I re-uploaded my answer as it was before I deleted it (after a comment (which was unrelated but I think applies to my answer), and an unexplained down-vote):

(Should be the newest answer these days, I don't know how to point to it directly)

First of all I'd like to know is understandable as it stands (if not, I'll add more words down here to review them, and edit my answer).
I'd also like to hear about improvements, and even if it applies at all for an answer to Mariano's "Proofs without words", as it might really need lots of new words (which I think, can be seen in the picture at least after you know what the proof is meant to be).
1.
Maybe the proof is understandable for some people, but I don't understand it. (I did not cast the down-vote on the previous posting of the same proof, so I suppose I'm not the only one who doesn't understand.)
• CommentAuthorMariano
• CommentTimeFeb 14th 2012

Roberto, this has been discussed before: there is no rule that downvotes have to be explained, just as upvoted need not be explained. In any case, a downvote does not mean the answer should be deleted—only, in this particular question, that someone does not like your answer. I, for one, don't understand it, so I am at a stage before liking or not liking...

• CommentAuthorroberto
• CommentTimeFeb 14th 2012

Point taken.

I just wrote the proof, using words:

This is a proof by induction in n. I took the base case and the n = k case for granted.
Now take k < n. (a set with k-elements is included in a set with n-1 elements, and I can apply induction)
The right hand side of the product at the hint means "number of ways to choose sets of k elements in a set of n-1 elements". Then it's multiplied by n and divided by n-k, giving the expected result, explanation for these two factors and the induction step follow:
As I want to prove it for n, I make n copies of the n-1 subsets for which I know how to apply the inductive hypothesis, and arrange each of them as rows in the nxn square, with the diagonal excluded.
The number of subsets of k elements is independent of where I choose to exclude that one element.
Now, given a subset of k < n elements in a set of n elements, it will appear in at least one of those copies of n-1 elements (the rows). In fact, it will appear n-k times, but no more because of the excluded diagonal.

In the example, k = 6 and n-k=2, the k-subset being the "clear-gray squares", which appear 2 times in the two marked rows, and which can't appear more times because of the black squares.

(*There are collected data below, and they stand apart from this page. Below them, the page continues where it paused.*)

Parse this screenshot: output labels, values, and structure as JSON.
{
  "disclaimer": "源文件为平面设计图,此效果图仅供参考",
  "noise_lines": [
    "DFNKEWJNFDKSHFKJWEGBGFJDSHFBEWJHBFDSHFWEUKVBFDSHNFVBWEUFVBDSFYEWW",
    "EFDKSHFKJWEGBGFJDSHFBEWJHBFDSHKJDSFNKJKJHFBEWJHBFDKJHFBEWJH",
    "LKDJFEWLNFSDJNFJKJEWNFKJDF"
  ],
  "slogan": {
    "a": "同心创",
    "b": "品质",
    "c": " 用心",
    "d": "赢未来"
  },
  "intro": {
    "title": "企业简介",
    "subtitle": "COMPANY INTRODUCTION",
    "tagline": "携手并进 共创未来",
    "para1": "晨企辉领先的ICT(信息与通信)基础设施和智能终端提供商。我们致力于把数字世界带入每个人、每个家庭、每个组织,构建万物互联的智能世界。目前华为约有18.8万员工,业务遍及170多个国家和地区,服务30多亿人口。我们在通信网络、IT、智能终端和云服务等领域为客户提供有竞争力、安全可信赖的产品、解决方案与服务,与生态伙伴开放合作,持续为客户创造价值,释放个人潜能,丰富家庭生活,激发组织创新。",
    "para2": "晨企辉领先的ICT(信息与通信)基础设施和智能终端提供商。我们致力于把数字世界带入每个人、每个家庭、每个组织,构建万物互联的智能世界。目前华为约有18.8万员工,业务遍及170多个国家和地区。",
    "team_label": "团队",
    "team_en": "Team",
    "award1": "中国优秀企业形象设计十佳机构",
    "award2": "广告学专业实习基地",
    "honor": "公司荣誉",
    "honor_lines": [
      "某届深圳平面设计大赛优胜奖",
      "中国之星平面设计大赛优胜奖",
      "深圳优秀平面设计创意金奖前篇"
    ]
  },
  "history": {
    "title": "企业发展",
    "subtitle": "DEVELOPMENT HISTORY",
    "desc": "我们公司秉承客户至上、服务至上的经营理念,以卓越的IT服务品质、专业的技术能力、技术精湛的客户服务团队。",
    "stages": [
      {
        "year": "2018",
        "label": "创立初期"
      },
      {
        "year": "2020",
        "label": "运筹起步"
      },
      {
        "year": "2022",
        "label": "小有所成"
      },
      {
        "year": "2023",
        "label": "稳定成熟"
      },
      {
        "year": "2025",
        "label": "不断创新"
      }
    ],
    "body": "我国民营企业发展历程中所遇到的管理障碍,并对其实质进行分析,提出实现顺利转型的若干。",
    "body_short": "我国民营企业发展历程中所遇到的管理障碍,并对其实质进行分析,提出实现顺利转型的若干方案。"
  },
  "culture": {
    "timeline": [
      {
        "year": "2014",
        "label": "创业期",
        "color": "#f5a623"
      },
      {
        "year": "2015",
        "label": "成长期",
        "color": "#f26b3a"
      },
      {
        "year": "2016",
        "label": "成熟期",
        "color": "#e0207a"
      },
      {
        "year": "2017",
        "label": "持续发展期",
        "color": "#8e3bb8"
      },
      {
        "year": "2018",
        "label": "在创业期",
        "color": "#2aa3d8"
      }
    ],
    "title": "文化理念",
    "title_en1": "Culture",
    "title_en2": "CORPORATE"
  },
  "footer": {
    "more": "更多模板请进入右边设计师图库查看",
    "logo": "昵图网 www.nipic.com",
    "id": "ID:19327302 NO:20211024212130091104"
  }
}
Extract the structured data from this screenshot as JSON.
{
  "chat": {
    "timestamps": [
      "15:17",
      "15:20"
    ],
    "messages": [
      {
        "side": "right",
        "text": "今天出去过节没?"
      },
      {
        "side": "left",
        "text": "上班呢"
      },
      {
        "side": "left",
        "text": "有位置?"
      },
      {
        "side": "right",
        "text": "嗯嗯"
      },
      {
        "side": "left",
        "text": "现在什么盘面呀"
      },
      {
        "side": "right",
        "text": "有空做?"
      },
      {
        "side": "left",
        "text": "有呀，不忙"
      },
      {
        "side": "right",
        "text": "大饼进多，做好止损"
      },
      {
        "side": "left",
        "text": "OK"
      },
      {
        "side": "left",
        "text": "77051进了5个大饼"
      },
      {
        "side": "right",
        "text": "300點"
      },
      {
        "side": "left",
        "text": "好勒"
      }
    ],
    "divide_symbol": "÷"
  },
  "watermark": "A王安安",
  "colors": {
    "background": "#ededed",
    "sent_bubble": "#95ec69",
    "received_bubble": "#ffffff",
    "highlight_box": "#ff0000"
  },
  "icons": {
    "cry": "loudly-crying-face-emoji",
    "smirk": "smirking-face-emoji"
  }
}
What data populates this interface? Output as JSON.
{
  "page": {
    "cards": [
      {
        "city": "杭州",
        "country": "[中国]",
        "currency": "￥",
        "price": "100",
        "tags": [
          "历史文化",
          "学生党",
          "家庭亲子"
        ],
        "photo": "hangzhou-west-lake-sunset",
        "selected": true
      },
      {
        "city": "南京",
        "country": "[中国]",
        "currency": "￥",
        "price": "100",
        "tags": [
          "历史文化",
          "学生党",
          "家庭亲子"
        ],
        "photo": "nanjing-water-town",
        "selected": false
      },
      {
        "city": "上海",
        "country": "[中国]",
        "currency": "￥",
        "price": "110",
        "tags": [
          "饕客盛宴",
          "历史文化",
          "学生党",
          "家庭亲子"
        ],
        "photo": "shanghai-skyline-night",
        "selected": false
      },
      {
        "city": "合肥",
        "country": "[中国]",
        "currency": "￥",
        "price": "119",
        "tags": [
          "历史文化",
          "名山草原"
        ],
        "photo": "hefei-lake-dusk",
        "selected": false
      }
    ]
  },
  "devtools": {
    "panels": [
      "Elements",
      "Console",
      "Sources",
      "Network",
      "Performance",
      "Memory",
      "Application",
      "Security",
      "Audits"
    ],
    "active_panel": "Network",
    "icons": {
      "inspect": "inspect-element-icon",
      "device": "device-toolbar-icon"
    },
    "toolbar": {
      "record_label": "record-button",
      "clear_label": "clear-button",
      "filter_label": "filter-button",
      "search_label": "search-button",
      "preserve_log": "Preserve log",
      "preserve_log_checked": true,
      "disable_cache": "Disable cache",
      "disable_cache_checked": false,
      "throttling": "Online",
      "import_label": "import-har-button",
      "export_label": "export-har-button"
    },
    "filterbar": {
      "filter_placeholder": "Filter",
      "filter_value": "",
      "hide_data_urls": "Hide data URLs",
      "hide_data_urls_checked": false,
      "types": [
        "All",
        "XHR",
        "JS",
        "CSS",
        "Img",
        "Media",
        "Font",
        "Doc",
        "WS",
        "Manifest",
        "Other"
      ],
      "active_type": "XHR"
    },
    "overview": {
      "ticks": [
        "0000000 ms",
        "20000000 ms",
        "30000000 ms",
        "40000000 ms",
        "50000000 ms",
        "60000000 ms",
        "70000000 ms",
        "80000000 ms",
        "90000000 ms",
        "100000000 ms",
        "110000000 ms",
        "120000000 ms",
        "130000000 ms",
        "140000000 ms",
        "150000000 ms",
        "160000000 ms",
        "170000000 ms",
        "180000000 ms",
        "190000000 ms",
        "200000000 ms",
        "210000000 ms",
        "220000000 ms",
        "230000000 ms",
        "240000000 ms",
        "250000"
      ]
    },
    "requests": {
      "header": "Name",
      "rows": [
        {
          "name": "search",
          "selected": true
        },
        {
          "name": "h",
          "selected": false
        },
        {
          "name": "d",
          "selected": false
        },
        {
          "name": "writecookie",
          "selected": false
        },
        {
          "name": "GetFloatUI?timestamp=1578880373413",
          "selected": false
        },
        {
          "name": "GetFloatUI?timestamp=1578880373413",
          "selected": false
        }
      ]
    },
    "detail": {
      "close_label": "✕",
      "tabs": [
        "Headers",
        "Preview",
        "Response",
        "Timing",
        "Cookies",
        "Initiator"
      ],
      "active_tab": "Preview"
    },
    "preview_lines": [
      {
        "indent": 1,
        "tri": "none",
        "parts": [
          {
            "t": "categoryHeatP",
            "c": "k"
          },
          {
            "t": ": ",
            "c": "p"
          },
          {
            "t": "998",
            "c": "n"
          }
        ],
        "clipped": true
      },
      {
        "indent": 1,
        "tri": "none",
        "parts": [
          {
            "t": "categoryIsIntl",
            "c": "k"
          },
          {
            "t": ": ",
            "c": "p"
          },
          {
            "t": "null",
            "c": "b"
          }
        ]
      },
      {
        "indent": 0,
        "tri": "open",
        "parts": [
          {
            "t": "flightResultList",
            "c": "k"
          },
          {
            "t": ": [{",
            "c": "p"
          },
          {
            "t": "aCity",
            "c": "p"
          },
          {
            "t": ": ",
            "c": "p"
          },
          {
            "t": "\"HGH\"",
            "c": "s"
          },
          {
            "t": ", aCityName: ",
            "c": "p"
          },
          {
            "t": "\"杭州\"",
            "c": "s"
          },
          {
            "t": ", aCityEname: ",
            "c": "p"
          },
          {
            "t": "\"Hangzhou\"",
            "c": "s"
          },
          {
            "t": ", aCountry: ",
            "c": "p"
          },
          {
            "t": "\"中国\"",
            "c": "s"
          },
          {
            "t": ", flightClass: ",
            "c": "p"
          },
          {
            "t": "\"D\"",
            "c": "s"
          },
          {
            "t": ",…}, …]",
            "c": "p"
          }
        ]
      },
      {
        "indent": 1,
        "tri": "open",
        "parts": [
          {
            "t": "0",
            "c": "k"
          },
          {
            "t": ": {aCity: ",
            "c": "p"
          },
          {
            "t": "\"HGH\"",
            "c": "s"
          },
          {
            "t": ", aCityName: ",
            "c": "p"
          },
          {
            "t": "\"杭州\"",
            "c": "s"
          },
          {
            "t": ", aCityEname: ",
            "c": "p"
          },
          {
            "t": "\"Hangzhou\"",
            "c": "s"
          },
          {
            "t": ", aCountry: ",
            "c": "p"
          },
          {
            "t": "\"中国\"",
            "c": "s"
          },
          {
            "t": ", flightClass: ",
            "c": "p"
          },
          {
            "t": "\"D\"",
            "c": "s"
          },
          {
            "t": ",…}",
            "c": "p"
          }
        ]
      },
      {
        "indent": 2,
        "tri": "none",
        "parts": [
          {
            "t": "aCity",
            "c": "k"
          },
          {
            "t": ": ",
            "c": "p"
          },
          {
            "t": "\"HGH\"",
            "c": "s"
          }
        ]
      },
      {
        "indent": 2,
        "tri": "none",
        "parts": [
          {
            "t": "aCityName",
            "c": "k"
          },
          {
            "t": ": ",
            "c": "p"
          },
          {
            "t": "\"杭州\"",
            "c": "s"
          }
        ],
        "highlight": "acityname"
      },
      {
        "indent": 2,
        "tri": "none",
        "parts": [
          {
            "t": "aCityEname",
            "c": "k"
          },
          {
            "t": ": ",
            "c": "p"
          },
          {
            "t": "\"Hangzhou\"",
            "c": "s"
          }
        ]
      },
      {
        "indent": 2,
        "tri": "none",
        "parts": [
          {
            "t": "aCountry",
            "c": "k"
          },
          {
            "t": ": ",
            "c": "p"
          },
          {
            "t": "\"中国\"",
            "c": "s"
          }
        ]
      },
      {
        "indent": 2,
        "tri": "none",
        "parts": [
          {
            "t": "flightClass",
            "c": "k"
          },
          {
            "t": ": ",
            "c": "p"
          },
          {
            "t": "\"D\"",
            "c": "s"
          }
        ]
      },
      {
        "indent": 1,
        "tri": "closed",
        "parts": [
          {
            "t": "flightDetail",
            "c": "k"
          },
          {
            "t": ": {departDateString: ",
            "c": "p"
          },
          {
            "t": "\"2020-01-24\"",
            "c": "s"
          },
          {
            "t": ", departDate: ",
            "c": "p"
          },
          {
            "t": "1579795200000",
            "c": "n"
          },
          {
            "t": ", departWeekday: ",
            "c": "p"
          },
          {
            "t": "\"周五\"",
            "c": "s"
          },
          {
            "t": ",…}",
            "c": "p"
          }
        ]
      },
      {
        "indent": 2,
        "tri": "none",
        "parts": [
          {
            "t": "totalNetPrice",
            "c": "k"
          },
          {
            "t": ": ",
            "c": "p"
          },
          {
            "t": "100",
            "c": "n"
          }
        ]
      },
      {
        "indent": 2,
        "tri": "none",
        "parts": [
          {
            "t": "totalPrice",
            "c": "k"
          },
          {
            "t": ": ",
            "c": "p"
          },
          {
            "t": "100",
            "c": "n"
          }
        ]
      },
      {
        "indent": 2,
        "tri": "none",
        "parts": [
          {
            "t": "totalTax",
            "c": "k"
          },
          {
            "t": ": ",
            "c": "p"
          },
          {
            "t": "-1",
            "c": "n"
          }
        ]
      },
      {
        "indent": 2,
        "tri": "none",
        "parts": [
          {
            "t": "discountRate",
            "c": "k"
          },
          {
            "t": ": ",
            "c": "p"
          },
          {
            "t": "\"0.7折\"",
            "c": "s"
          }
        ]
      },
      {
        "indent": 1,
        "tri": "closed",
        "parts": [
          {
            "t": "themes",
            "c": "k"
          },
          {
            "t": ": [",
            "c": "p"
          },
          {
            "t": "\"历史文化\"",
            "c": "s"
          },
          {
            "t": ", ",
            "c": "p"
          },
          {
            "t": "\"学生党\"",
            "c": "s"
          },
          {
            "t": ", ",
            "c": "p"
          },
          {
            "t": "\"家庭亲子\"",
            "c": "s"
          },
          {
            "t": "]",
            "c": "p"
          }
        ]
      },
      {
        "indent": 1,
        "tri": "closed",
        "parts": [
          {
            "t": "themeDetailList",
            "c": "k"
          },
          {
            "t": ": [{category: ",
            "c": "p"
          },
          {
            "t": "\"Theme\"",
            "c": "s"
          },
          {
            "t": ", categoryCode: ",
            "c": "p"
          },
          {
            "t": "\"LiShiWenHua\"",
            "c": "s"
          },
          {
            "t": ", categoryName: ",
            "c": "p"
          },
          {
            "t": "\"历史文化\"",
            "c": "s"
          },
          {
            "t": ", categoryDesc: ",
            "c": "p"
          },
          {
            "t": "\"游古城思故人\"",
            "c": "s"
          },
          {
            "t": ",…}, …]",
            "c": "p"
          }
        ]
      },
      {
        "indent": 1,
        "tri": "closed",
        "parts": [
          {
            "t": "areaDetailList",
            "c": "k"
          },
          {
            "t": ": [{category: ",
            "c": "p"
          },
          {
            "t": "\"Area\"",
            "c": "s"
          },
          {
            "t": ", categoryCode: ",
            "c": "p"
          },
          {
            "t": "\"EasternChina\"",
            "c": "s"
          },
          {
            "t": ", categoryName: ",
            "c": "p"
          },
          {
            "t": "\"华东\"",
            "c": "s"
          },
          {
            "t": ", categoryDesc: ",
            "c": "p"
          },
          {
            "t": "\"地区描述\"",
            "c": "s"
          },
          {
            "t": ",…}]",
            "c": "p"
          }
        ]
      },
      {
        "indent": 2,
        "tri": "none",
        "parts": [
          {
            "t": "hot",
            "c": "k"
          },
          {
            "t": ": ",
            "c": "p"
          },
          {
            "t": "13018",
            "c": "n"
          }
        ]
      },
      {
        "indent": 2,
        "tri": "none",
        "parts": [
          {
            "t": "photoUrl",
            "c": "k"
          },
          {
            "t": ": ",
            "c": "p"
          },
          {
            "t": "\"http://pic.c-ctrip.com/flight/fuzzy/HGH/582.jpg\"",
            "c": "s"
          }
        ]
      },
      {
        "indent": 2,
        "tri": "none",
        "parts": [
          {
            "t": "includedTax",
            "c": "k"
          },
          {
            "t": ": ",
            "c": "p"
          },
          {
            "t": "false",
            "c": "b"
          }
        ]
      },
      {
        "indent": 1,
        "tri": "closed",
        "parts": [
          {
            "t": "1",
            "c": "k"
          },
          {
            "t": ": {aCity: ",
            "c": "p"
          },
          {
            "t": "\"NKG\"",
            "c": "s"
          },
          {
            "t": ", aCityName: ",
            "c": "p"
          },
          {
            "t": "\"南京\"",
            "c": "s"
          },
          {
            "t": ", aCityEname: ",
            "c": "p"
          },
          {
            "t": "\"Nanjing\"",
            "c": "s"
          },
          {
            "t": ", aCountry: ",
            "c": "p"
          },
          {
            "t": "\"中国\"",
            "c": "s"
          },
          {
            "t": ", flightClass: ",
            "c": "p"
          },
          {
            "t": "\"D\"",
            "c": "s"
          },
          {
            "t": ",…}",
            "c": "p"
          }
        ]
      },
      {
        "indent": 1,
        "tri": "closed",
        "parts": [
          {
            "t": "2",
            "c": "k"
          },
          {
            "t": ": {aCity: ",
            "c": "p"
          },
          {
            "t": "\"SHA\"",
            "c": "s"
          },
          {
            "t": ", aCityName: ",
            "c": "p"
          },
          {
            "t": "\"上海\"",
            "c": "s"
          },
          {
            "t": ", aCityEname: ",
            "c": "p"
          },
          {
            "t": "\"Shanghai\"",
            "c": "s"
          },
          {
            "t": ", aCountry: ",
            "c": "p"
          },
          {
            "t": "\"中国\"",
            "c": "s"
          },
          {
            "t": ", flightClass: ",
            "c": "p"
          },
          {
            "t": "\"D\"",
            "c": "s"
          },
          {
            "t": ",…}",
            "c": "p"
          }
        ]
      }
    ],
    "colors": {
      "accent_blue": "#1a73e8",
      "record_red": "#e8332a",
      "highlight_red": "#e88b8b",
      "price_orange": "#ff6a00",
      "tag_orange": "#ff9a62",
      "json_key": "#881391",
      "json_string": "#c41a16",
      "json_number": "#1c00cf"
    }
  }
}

I hope with more pictures it still can be without-words (or with few words). I'll think about that, but I'm open to suggestions.
2.
Roberto, the word-version of the argument is easy to understand, but I'm not convinced that the picture adds much to the clarity.

Just for the record, the word-version, minus the parts that refer to the picture, seems to boil down to the following. Consider the pairs of the form (S,i) where S is a k-element subset of [n] and i is an element of [n]-S. One way to count such pairs says that there are (n choose k) options for S, each with n-k options for i, hence (n choose k)(n-k) pairs altogether. Another way to count the same pairs says that there are n options for i, each with ((n-1) choose k) options for S (namely all the k-element subsets of [n]-{i}), hence n((n-1) choose k) pairs altogether. Equating the two counts gives the desired formula.

Returning to the picture, its rows correspond to the various i's, and the off-diagonal squares in row i correspond to the elements of [n]-{i}. Unfortunately, the picture can depict only a single S, and that seems to make it difficult to see the relevance of the picture to the formula.
• CommentAuthorroberto
• CommentTimeFeb 15th 2012 edited

The word-version boils down to your second way of counting, and then considering repetitions (thus dividing by n-k). Your version takes a cartesian product at both sides of the equation, which is mathematically cleaner, but I (maybe it's just me) find it harder to depict.

I'm considering making a more "self contained" animation for the original proof, it takes some time but might be worth it as well.

EDIT: No animations, I replaced the pics and text to make the answer more self contained.